I am a Teach for America alum and a software developer. I've used LLM's nearly everyday for at least six months. And no, these tools will not revolutionize education, at least not in the ways that Kopp proposes.
I use AI in my day to day for things I don't care about. I don't care enough to pay a graphic designer to make an image of a robot eating a school for my blog, so I use Dalle. I don't care to respond that email, so I ask ChatGPT to do it. I have to figure out the mechanics of a piece of code, I'll ask Copilot. If I want to summarize a document that I'm barely interested in, I'll paste it into ChatGPT. If AI has a Kevin Roose hiccup and demands that I leave my wife, so be it. I don't care.

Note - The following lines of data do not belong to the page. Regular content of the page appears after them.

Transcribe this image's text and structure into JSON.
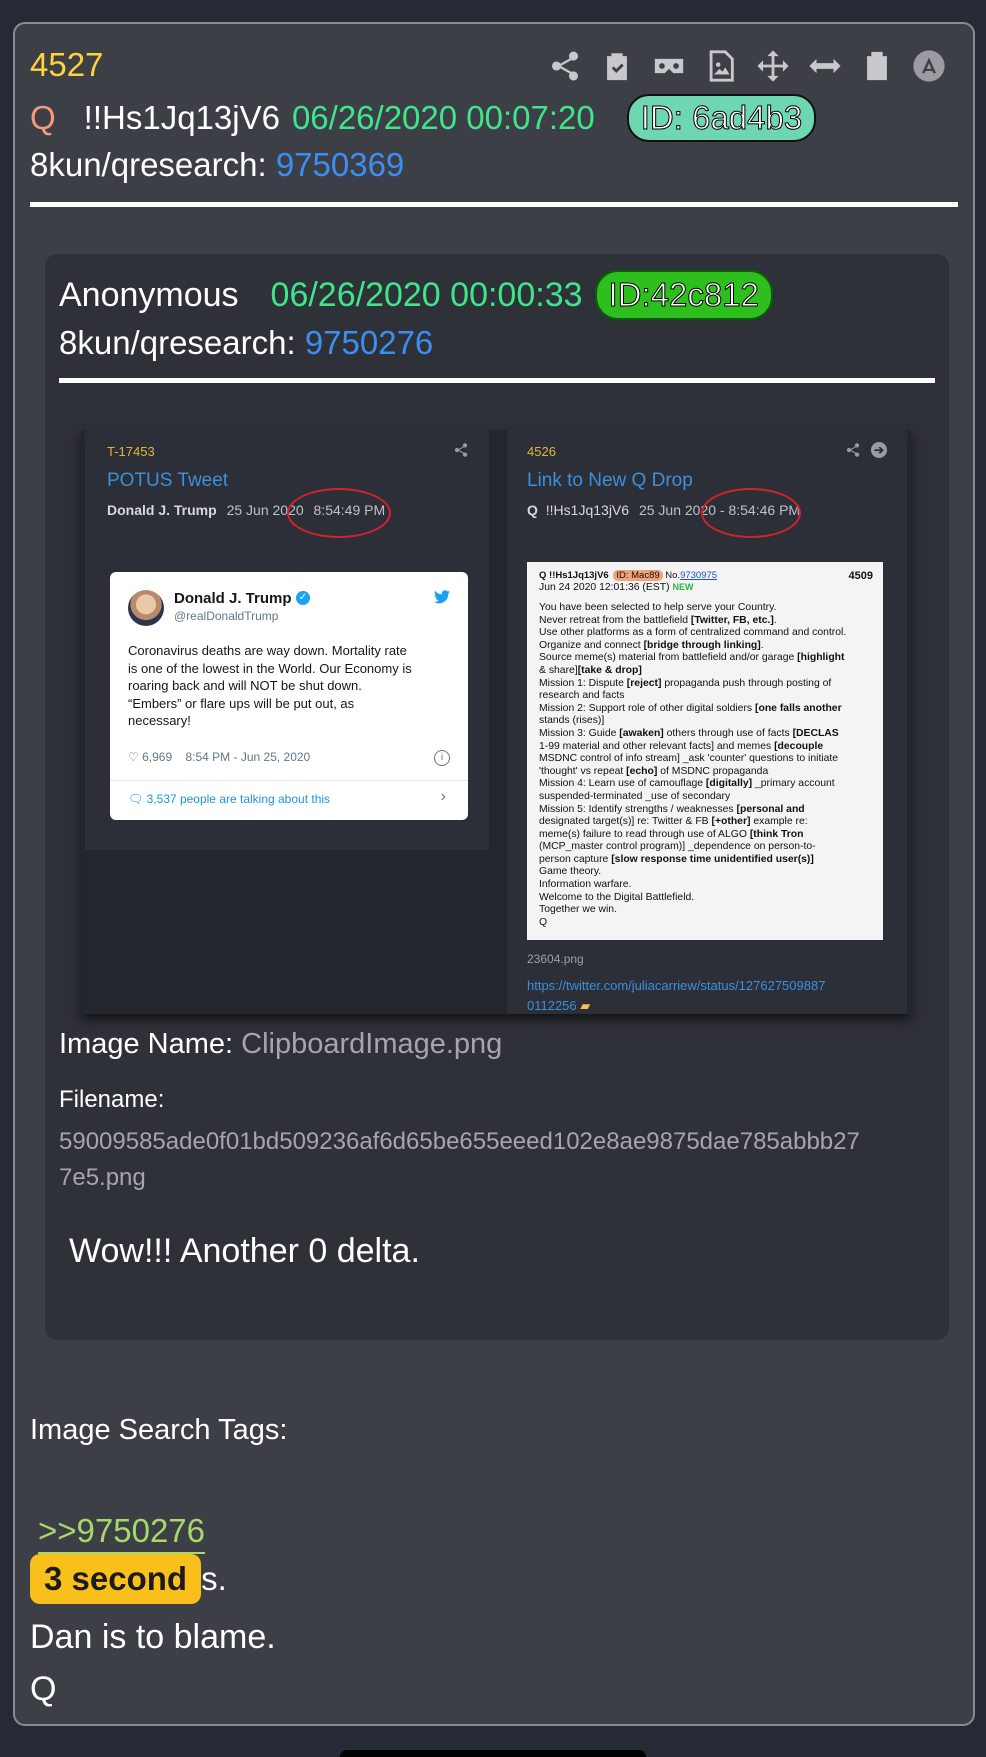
{
  "post": {
    "number": "4527",
    "author": "Q",
    "tripcode": "!!Hs1Jq13jV6",
    "datetime": "06/26/2020 00:07:20",
    "id_badge": "ID: 6ad4b3",
    "id_badge_color": "#6fd6b2",
    "board_label": "8kun/qresearch:",
    "board_post": "9750369"
  },
  "toolbar": {
    "icons": [
      "share-icon",
      "clipboard-check-icon",
      "vr-goggles-icon",
      "image-file-icon",
      "move-icon",
      "expand-horizontal-icon",
      "clipboard-icon",
      "avatar-icon"
    ]
  },
  "quoted": {
    "author": "Anonymous",
    "datetime": "06/26/2020 00:00:33",
    "id_badge": "ID:42c812",
    "board_label": "8kun/qresearch:",
    "board_post": "9750276",
    "image_name_label": "Image Name:",
    "image_name": "ClipboardImage.png",
    "filename_label": "Filename:",
    "filename_line1": "59009585ade0f01bd509236af6d65be655eeed102e8ae9875dae785abbb27",
    "filename_line2": "7e5.png",
    "message": "Wow!!! Another 0 delta."
  },
  "screenshot": {
    "left": {
      "num": "T-17453",
      "title": "POTUS Tweet",
      "author": "Donald J. Trump",
      "date": "25 Jun 2020",
      "time": "8:54:49 PM",
      "tweet": {
        "name": "Donald J. Trump",
        "handle": "@realDonaldTrump",
        "text1": "Coronavirus deaths are way down. Mortality rate",
        "text2": "is one of the lowest in the World. Our Economy is",
        "text3": "roaring back and will NOT be shut down.",
        "text4": "“Embers” or flare ups will be put out, as",
        "text5": "necessary!",
        "likes": "6,969",
        "stamp": "8:54 PM - Jun 25, 2020",
        "talking": "3,537 people are talking about this"
      }
    },
    "right": {
      "num": "4526",
      "title": "Link to New Q Drop",
      "author": "Q",
      "trip": "!!Hs1Jq13jV6",
      "date": "25 Jun 2020",
      "time": "- 8:54:46 PM",
      "img_header_left": "Q !!Hs1Jq13jV6",
      "img_header_id": "ID: Mac89",
      "img_header_no": "No.",
      "img_header_link": "9730975",
      "img_header_num": "4509",
      "img_date": "Jun 24 2020 12:01:36 (EST)",
      "img_new": "NEW",
      "lines": [
        "You have been selected to help serve your Country.",
        "Never retreat from the battlefield [Twitter, FB, etc.].",
        "Use other platforms as a form of centralized command and control.",
        "Organize and connect [bridge through linking].",
        "Source meme(s) material from battlefield and/or garage [highlight",
        "& share][take & drop]",
        "Mission 1: Dispute [reject] propaganda push through posting of",
        "research and facts",
        "Mission 2: Support role of other digital soldiers [one falls another",
        "stands (rises)]",
        "Mission 3: Guide [awaken] others through use of facts [DECLAS",
        "1-99 material and other relevant facts] and memes [decouple",
        "MSDNC control of info stream] _ask 'counter' questions to initiate",
        "'thought' vs repeat [echo] of MSDNC propaganda",
        "Mission 4: Learn use of camouflage [digitally] _primary account",
        "suspended-terminated _use of secondary",
        "Mission 5: Identify strengths / weaknesses [personal and",
        "designated target(s)] re: Twitter & FB [+other] example re:",
        "meme(s) failure to read through use of ALGO [think Tron",
        "(MCP_master control program)] _dependence on person-to-",
        "person capture [slow response time unidentified user(s)]",
        "Game theory.",
        "Information warfare.",
        "Welcome to the Digital Battlefield.",
        "Together we win.",
        "Q"
      ],
      "img_filename": "23604.png",
      "url1": "https://twitter.com/juliacarriew/status/127627509887",
      "url2": "0112256"
    }
  },
  "footer": {
    "tags_label": "Image Search Tags:",
    "reply_link": ">>9750276",
    "highlight": "3 second",
    "after_highlight": "s.",
    "line2": "Dan is to blame.",
    "signature": "Q"
  }
}
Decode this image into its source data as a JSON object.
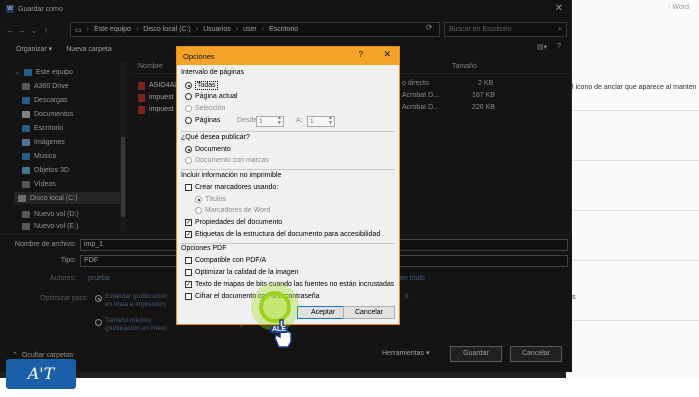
{
  "background": {
    "app_name": "- Word",
    "hint": "l icono de anclar que aparece al manten",
    "hint2": "s"
  },
  "window": {
    "title": "Guardar como"
  },
  "address": {
    "parts": [
      "Este equipo",
      "Disco local (C:)",
      "Usuarios",
      "user",
      "Escritorio"
    ],
    "search_placeholder": "Buscar en Escritorio"
  },
  "toolbar": {
    "organize": "Organizar ▾",
    "new_folder": "Nueva carpeta"
  },
  "sidebar": {
    "items": [
      "Este equipo",
      "A360 Drive",
      "Descargas",
      "Documentos",
      "Escritorio",
      "Imágenes",
      "Música",
      "Objetos 3D",
      "Vídeos",
      "Disco local (C:)",
      "Nuevo vol (D:)",
      "Nuevo vol (E:)"
    ]
  },
  "filelist": {
    "col_name": "Nombre",
    "col_size": "Tamaño",
    "files": [
      {
        "name": "ASIO4AL",
        "type": "o directo",
        "size": "2 KB"
      },
      {
        "name": "impuest",
        "type": "Acrobat D...",
        "size": "187 KB"
      },
      {
        "name": "impuest",
        "type": "Acrobat D...",
        "size": "226 KB"
      }
    ]
  },
  "bottom": {
    "filename_label": "Nombre de archivo:",
    "filename_value": "imp_1",
    "type_label": "Tipo:",
    "type_value": "PDF",
    "authors_label": "Autores:",
    "authors_value": "prueba",
    "optimize_label": "Optimizar para:",
    "opt1": "Estándar (publicación en línea e impresión)",
    "opt2": "Tamaño mínimo (publicación en línea)",
    "tags_label": "en título",
    "tools": "Herramientas",
    "save": "Guardar",
    "cancel": "Cancelar",
    "hide_folders": "Ocultar carpetas"
  },
  "dialog": {
    "title": "Opciones",
    "help": "?",
    "close": "✕",
    "page_range": "Intervalo de páginas",
    "all": "Todas",
    "current": "Página actual",
    "selection": "Selección",
    "pages": "Páginas",
    "from_label": "Desde:",
    "from_value": "1",
    "to_label": "A:",
    "to_value": "1",
    "publish_q": "¿Qué desea publicar?",
    "document": "Documento",
    "doc_markup": "Documento con marcas",
    "non_print": "Incluir información no imprimible",
    "create_bookmarks": "Crear marcadores usando:",
    "headings": "Títulos",
    "word_bookmarks": "Marcadores de Word",
    "doc_props": "Propiedades del documento",
    "struct_tags": "Etiquetas de la estructura del documento para accesibilidad",
    "pdf_options": "Opciones PDF",
    "pdfa": "Compatible con PDF/A",
    "optimize_img": "Optimizar la calidad de la imagen",
    "bitmap_text": "Texto de mapas de bits cuando las fuentes no están incrustadas",
    "encrypt": "Cifrar el documento con una contraseña",
    "accept": "Aceptar",
    "cancel": "Cancelar"
  },
  "watermark": {
    "logo_text": "A'T",
    "cursor_label": "ALE"
  }
}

I do not use AI for things I care about. I don't ask AI to make a marathon training plan for me. I don't ask AI to speak to my wife after we put our kids to bed. I don't tell my kids to ask ChatGPT when they have a weird question (usually). I don't pipe my group texts into ChatGPT for witty responses.
Education falls squarely into the "I care about this so I don't trust AI" bucket. My kids go to a school where they share a classroom with 24 other students. Each classroom also has three teachers. Each teacher has a strong relationship with my children and deep pedagogical expertise.
I believe per pupil expenditure in my kids school is about 2.5x that of the public school down the street. I have friends who send their kids to schools that are 2.5x the price of my kids' school.
We pay a premium for things we care about. For everything else there is AI at $20 per month to Sam Altman.
To be fair, Kopp is not saying that AI can replace teachers or that teachers can offload non trivial work onto AI. My issue with her piece is the opportunity cost of not addressing the real issue in education, which in my opinion has been her modus operandi for thirty years.
That opportunity cost also comes with the hard truth that certain kids, typically kids living in poverty and kids with parents who are not effective educational advocates, get the Teach for America style brand new teachers. Other more privileged kids get the teachers with actual expertise.
Kopp has built her career on the idea that experienced teachers can be substituted for recent college grads, at least when it comes to poor kids. I'm sure she would also agree that AI generated content will suffice for them as well.
The real issue in education is that it is woefully underfunded. We've just gone through a decade of interest free money. We could have turned every school into a palace. We could pay our teachers enough to thrive in our communities. But, the rich don't care enough to pay their fare share. And the rest of us don't have enough to materially impact education at a macro scale.
Kopp is a very successful fundraiser. She has raised hundreds of millions of dollars. But with it she has debased the teaching profession. Like the selling of indulgences by the Catholic Church in the middle ages, she has sold the rich the story that by funding her organizations, they have fulfilled their obligation to public education. After all, they shouldn't have to pay taxes for public schools - look how big their donations to Teach for America are!
When given the choice of paying a fair tax rate to adequately fund public schools or pay far less to Teach for America or AI-built teaching resources, we know how the mega-wealthy have chosen. It will likely be no different when it comes to AI ed-tech. The results will be worse quality materials, a lower price point, a clear conscious for the greedy, and the continued dismantling of quality public education for the rest of us.